French security forces launched an extensive manhunt on Wednesday to nab armed attackers who ambushed a vehicle carrying inmates and killed two prison officers and injured three others.
"We are tracking you, we will find you and we will punish you," Prime Minister Gabriel Attal said in parliament, to applause from lawmakers. "They will pay for what they have done."
French Interior Minister Gerald Darmanin said "unprecedented" efforts were being deployed. Hundreds of officers were mobilized in the search for the escaped convict, Mohamed Amra, and the assailants who laid in wait for the prison van transporting him, ramming a car into it before opening fire on Tuesday.
The violence of the attack shocked France. Prison workers held moments of silence Wednesday outside prisons in Paris and elsewhere to commemorate the officers who were killed.
Darmanin, speaking Wednesday on RTL radio, expressed hope that Amra could be caught "in the coming days." Without giving full details about the extent of the manhunt, he said 450 officers had been deployed in the region of the attack in Normandy in northern France to search for the assailants and clues about their whereabouts.
"The means employed are considerable," he said. "We are progressing a lot."
The attack appeared to have been carefully prepared. The convoy was transporting Amra back to jail in the Normandy town of Évreux after a hearing with an investigator in Rouen when it was ambushed on the A154 freeway.
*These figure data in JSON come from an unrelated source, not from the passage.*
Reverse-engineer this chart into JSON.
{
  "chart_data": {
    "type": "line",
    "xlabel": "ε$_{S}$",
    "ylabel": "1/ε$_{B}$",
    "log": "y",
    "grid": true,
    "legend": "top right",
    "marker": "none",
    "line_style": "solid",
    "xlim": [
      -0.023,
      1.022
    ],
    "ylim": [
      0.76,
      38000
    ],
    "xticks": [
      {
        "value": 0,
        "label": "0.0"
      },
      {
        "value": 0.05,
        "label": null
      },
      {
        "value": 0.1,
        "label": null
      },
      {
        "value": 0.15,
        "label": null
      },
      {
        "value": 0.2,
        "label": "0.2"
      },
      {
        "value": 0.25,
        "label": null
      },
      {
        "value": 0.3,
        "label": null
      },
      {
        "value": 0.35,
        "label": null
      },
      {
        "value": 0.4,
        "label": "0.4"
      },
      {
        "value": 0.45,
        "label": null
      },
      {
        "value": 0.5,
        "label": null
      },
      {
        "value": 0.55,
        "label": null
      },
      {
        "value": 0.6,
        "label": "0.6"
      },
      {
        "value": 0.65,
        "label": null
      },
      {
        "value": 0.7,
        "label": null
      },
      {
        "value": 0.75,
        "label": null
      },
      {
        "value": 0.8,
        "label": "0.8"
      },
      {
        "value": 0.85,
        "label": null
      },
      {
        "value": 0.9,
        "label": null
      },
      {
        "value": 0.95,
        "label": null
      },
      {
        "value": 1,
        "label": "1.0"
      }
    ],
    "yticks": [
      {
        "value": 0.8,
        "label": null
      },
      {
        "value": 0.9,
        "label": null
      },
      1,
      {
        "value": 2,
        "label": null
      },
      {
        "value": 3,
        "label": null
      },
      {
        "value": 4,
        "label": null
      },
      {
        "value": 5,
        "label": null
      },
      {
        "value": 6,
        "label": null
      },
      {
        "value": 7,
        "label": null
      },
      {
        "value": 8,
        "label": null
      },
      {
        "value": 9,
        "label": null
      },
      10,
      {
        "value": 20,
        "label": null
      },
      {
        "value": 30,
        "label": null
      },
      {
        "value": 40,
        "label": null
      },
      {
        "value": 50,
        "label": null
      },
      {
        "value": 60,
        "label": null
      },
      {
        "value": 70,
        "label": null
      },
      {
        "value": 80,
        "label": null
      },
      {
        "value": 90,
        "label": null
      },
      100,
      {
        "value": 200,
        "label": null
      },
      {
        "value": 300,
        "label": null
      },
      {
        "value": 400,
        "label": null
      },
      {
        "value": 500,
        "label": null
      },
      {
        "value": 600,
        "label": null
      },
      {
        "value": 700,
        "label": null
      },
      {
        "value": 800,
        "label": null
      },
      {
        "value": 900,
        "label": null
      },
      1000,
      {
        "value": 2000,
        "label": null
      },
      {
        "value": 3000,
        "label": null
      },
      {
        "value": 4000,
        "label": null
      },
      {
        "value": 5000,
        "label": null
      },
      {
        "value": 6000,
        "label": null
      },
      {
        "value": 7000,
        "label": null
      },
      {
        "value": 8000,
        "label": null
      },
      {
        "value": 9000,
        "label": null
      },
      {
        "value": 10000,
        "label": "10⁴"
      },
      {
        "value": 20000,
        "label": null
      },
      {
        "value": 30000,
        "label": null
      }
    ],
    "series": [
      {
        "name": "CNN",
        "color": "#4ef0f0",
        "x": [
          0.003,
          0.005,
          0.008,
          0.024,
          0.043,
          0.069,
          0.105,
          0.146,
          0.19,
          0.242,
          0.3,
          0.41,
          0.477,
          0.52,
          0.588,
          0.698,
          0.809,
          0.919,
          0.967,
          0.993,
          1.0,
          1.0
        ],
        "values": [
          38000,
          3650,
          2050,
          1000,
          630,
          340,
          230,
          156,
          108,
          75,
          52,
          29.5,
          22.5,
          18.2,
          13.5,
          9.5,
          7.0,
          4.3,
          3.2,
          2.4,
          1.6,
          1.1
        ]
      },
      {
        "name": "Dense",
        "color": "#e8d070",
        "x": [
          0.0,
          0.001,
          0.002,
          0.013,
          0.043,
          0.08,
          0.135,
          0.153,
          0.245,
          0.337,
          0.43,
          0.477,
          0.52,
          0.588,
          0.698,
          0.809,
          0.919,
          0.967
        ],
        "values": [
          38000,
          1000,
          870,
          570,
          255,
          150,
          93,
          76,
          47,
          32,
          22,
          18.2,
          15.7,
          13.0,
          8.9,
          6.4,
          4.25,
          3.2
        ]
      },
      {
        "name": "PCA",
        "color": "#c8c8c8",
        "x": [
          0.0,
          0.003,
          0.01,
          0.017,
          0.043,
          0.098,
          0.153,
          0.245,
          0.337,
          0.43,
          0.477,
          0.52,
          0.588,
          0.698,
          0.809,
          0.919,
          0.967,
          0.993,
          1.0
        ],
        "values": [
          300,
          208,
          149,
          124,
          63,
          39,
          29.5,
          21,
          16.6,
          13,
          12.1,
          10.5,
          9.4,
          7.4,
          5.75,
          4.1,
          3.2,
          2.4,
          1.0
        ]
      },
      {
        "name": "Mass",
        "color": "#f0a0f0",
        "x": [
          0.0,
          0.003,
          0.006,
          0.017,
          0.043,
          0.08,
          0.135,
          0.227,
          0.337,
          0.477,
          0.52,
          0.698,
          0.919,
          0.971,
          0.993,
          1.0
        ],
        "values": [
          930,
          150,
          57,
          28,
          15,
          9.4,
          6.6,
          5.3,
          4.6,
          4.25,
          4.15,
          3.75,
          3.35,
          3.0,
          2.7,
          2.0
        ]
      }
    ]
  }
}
The prison van and another prison escort vehicle had just gone through a toll booth on the freeway when the van was rammed head-on by a car. The Paris prosecutor's office said the car had been stolen and had gone through the toll booth a few minutes ahead of the prison convoy and then waited there.
Another car followed behind the convoy, seemingly boxing it in. Assailants sprang from the cars and opened fire, spraying the prison vehicles, Paris prosecutor Laure Beccuau said.
The assailants and Amra then fled. Two burned cars were subsequently found which investigators are examining, Beccuau said.
One of the officers killed was a 52-year-old captain in the prison service, where he had worked for nearly 30 years, and a father of two, Beccuau said. The other officer killed, aged 34, was a married father-to-be, she said.
Amra, 30, has a long criminal record, with at least 13 convictions for robbery and other crimes, the first when he was just 15, she said.